Home / Spyware Help / Nuksus Ransomware Removal Guide

Nuksus Ransomware Removal Guide

by 0 Comments

Do you know what Nuksus Ransomware is?

Nuksus Ransomware is a threat that might have been unfinished at the time of research. We know that it comes from the STOP Ransomware family, but it did not act like other infections from this family during analysis. Although it encrypted files just like Dutan Ransomware, Zatrov Ransomware, Vesrato Ransomware, and all other well-known threats, it did not create a ransom note, and there were no additional components created. The only thing that ran was the executable. Most likely, the threat will evolve in the future, and so the manual removal guide below explains where to look for malicious components. If we learn anything new, this report will be updated. At the end of the day, if you need to delete Nuksus Ransomware, you need to do it fast, and it does not matter how many components exist.

Since Nuksus Ransomware was not fully functional at the time of research, it is hard to say how exactly this threat could spread. Most likely, of course, it will use spam email attachments with macros to trick victims into executing the infection themselves. Malicious downloaders and remote access vulnerabilities could be used successfully too. The bottom line is that you should not notice when Nuksus Ransomware slithers in so that it could encrypt your personal files without disturbance. When personal files are encrypted, the “.nuksus” extension is added to their names, and when you see this extension, you do not need to try to open the file. This file is encrypted, and, therefore, is no longer readable. Although, at the time of research, a ransom note was not available, it should be represented as a .TXT file created in all affected folders and directories.

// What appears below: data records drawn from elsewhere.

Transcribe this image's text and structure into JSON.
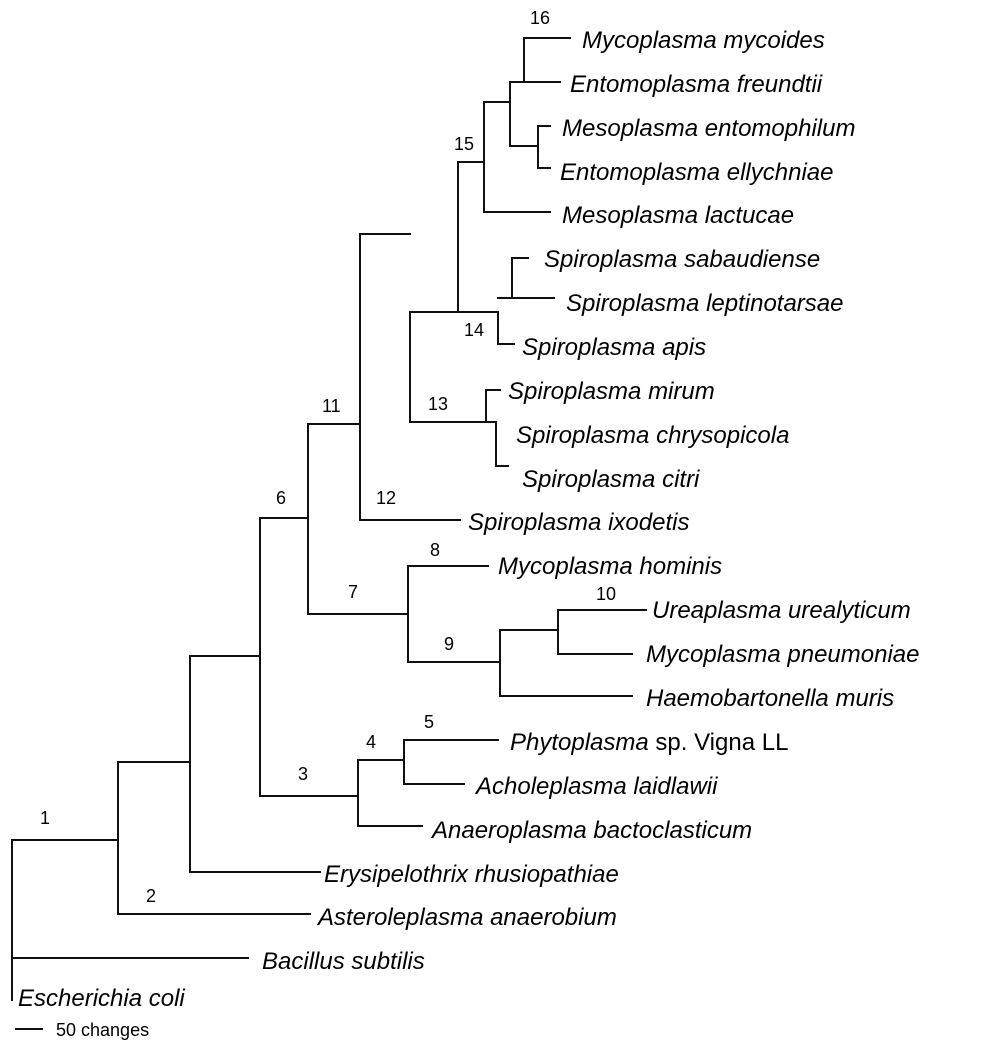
{
  "taxa": [
    "Mycoplasma mycoides",
    "Entomoplasma freundtii",
    "Mesoplasma entomophilum",
    "Entomoplasma ellychniae",
    "Mesoplasma lactucae",
    "Spiroplasma sabaudiense",
    "Spiroplasma leptinotarsae",
    "Spiroplasma apis",
    "Spiroplasma mirum",
    "Spiroplasma chrysopicola",
    "Spiroplasma citri",
    "Spiroplasma ixodetis",
    "Mycoplasma hominis",
    "Ureaplasma urealyticum",
    "Mycoplasma pneumoniae",
    "Haemobartonella muris",
    {
      "italic": "Phytoplasma",
      "roman": " sp. Vigna LL"
    },
    "Acholeplasma laidlawii",
    "Anaeroplasma bactoclasticum",
    "Erysipelothrix rhusiopathiae",
    "Asteroleplasma anaerobium",
    "Bacillus subtilis",
    "Escherichia coli"
  ],
  "node_labels": [
    "1",
    "2",
    "3",
    "4",
    "5",
    "6",
    "7",
    "8",
    "9",
    "10",
    "11",
    "12",
    "13",
    "14",
    "15",
    "16"
  ],
  "scale_bar": {
    "label": "50 changes"
  }
}
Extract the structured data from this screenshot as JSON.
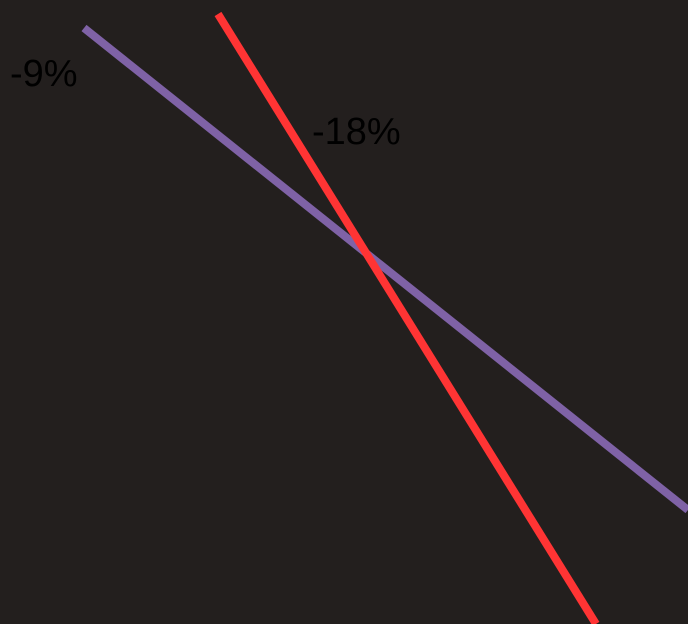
{
  "chart_data": {
    "type": "line",
    "title": "",
    "xlabel": "",
    "ylabel": "",
    "grid": false,
    "legend": "none",
    "background": "#231f1e",
    "series": [
      {
        "label": "-9%",
        "value": -9,
        "color": "#7f62a6"
      },
      {
        "label": "-18%",
        "value": -18,
        "color": "#ff3434"
      }
    ]
  }
}
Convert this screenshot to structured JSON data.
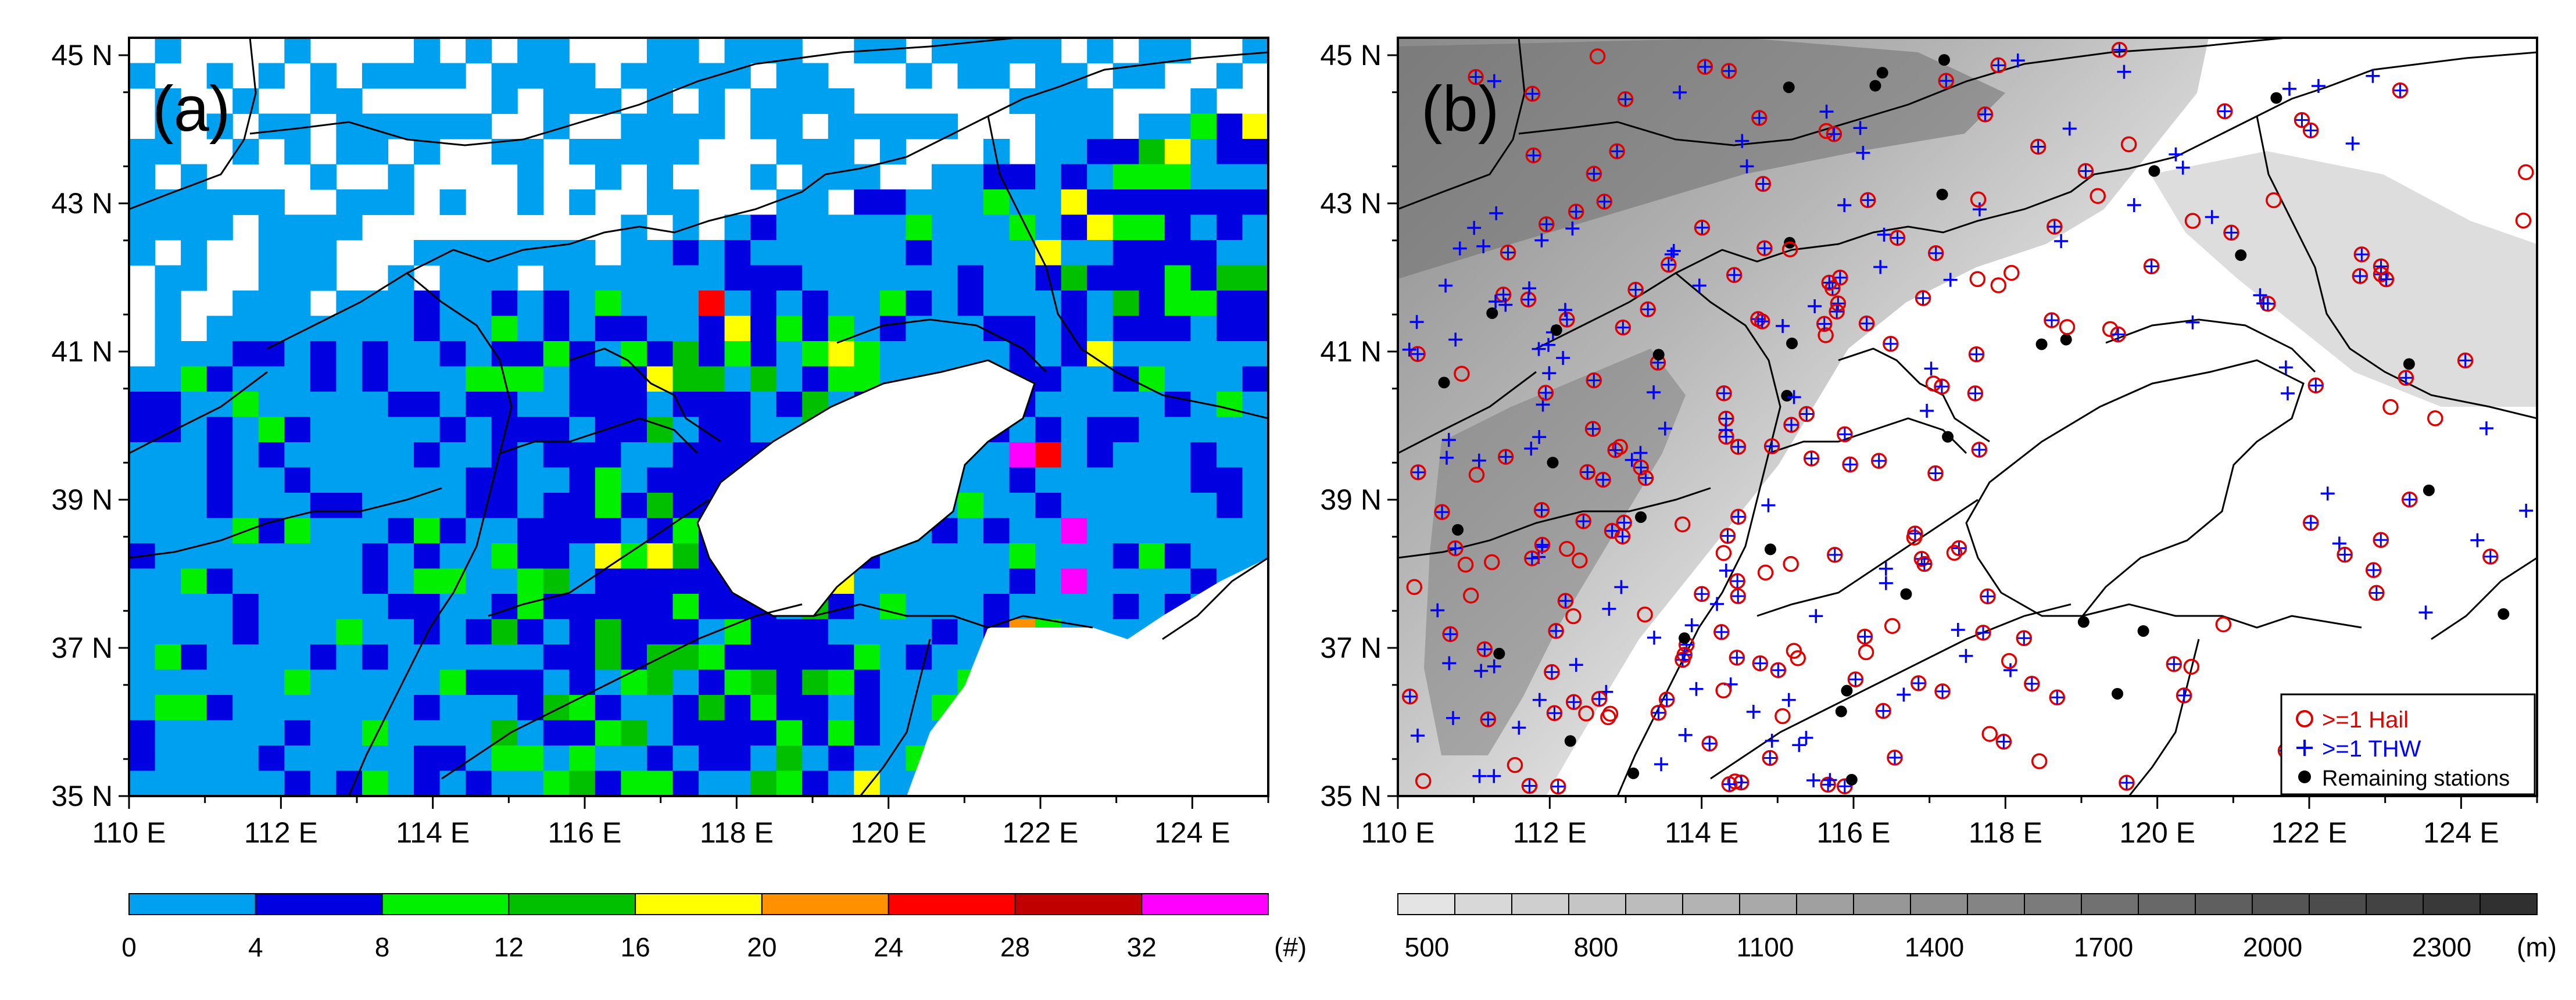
{
  "panels": [
    {
      "label": "(a)",
      "y_ticks": [
        "45 N",
        "43 N",
        "41 N",
        "39 N",
        "37 N",
        "35 N"
      ],
      "x_ticks": [
        "110 E",
        "112 E",
        "114 E",
        "116 E",
        "118 E",
        "120 E",
        "122 E",
        "124 E"
      ],
      "colorbar": {
        "labels": [
          "0",
          "4",
          "8",
          "12",
          "16",
          "20",
          "24",
          "28",
          "32"
        ],
        "unit": "(#)",
        "colors": [
          "#00a0f0",
          "#0000e0",
          "#00f000",
          "#00c000",
          "#ffff00",
          "#ff9000",
          "#ff0000",
          "#c00000",
          "#ff00ff"
        ]
      }
    },
    {
      "label": "(b)",
      "y_ticks": [
        "45 N",
        "43 N",
        "41 N",
        "39 N",
        "37 N",
        "35 N"
      ],
      "x_ticks": [
        "110 E",
        "112 E",
        "114 E",
        "116 E",
        "118 E",
        "120 E",
        "122 E",
        "124 E"
      ],
      "legend": [
        {
          "label": ">=1 Hail",
          "color": "#e00000",
          "icon": "red-circle-icon"
        },
        {
          "label": ">=1 THW",
          "color": "#0000ff",
          "icon": "blue-plus-icon"
        },
        {
          "label": "Remaining stations",
          "color": "#000000",
          "icon": "black-dot-icon"
        }
      ],
      "colorbar": {
        "labels": [
          "500",
          "800",
          "1100",
          "1400",
          "1700",
          "2000",
          "2300"
        ],
        "unit": "(m)",
        "colors": [
          "#e4e4e4",
          "#d8d8d8",
          "#cfcfcf",
          "#c5c5c5",
          "#bcbcbc",
          "#b3b3b3",
          "#a9a9a9",
          "#a0a0a0",
          "#979797",
          "#8d8d8d",
          "#848484",
          "#7b7b7b",
          "#717171",
          "#686868",
          "#5f5f5f",
          "#555555",
          "#4c4c4c",
          "#434343",
          "#393939",
          "#303030"
        ]
      }
    }
  ]
}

When we analyzed STOP Ransomware infections, the same demands were linked to them all. The attackers behind them claimed that victims could get the files decrypted only if they paid a ransom of $490. It was also always stated that the price would grow to $980 if it was not paid within three days. Even if victims decided that they wanted to pay the ransom, they could not do it right away because the ransom note lacked some basic information regarding the payment. Most likely, this was done intentionally so that the victim would end up exposing themselves to the attackers via email or Telegram. If Nuksus Ransomware ends up creating a message of the same nature, we do not advise communicating with the attackers because once they can reach you via email or Telegram, they could expose you to new misleading messages. Furthermore, paying the ransom is extremely risky too. After all, you do not know for sure if you would get the decryptor after paying for it.Nuksus Ransomware Removal GuideNuksus Ransomware screenshot
Scroll down for full removal instructions

Even though only one malicious file was linked to Nuksus Ransomware, if it acts like a normal STOP Ransomware infection, it should have additional components created, and, they must be deleted too. The instructions below show what other elements you should look for. Of course, if you can find them, you should eliminate them without hesitation. Since most victims are unlikely to be able to remove Nuksus Ransomware manually, it is our recommendation to install trusted anti-malware software. Since it can secure the system as well as automatically erase active infections, you should really consider installing it. If you decide otherwise, make sure you do not forget to secure your operating system against new malicious threats that could try to attack at any point.

Remove Nuksus Ransomware

  1. Locate the [unknown name].exe file that launched the ransomware.
  2. If you can find this malicious file, right-click it and select Delete.
  3. If a ransom note file exists (should be named _readme.txt), you are likely to find its copies everywhere, and you want to Delete them all.
  4. Launch Windows Explorer by tapping Win+E keys.
  5. Enter %LOCALAPPDATA% into the field at the top to access the directory.
  6. If you can find an unfamiliar [unknown name] folder with a malicious [unknown name].exe file inside, you should right-click and Delete it.
  7. Enter %WINDIR%\System32\Tasks\ into the field at the top.
  8. If a task called Time Trigger Task exists, right-click it and select Delete.
  9. Launch Run by tapping Win+R keys.
  10. Enter regedit into the dialog box and click OK to launch Registry Editor.
  11. Go to HKEY_CURRENT_USER\Software\Microsoft\Windows\CurrentVersion\Run.
  12. If you can locate a value named SysHelper, you should right-click and Delete it.
  13. Empty Recycle Bin and then examine the system for malicious leftovers using a reliable malware scanner.

In non-techie terms:

If your personal files were encrypted by Nuksus Ransomware, you might be unable to decrypt them. We certainly do not recommend relying on the decryptor offered by the attackers because even if it exists, you are unlikely to obtain it by paying the huge ransom. Hopefully, you can find a free decryptor, or you can replace the corrupted files with backup copies. Speaking of backups, you want to have copies of all of your personal files stored outside the computer because you never know when a new file-corrupting or file-removing infection will slither into your system next. Of course, you can decrease the chances of facing malware by implementing trustworthy anti-malware software, but you have to be cautious at all times anyway. If you install this software, you will have Nuksus Ransomware removed automatically, but if that is not your preferred option, you will have to delete the threat manually.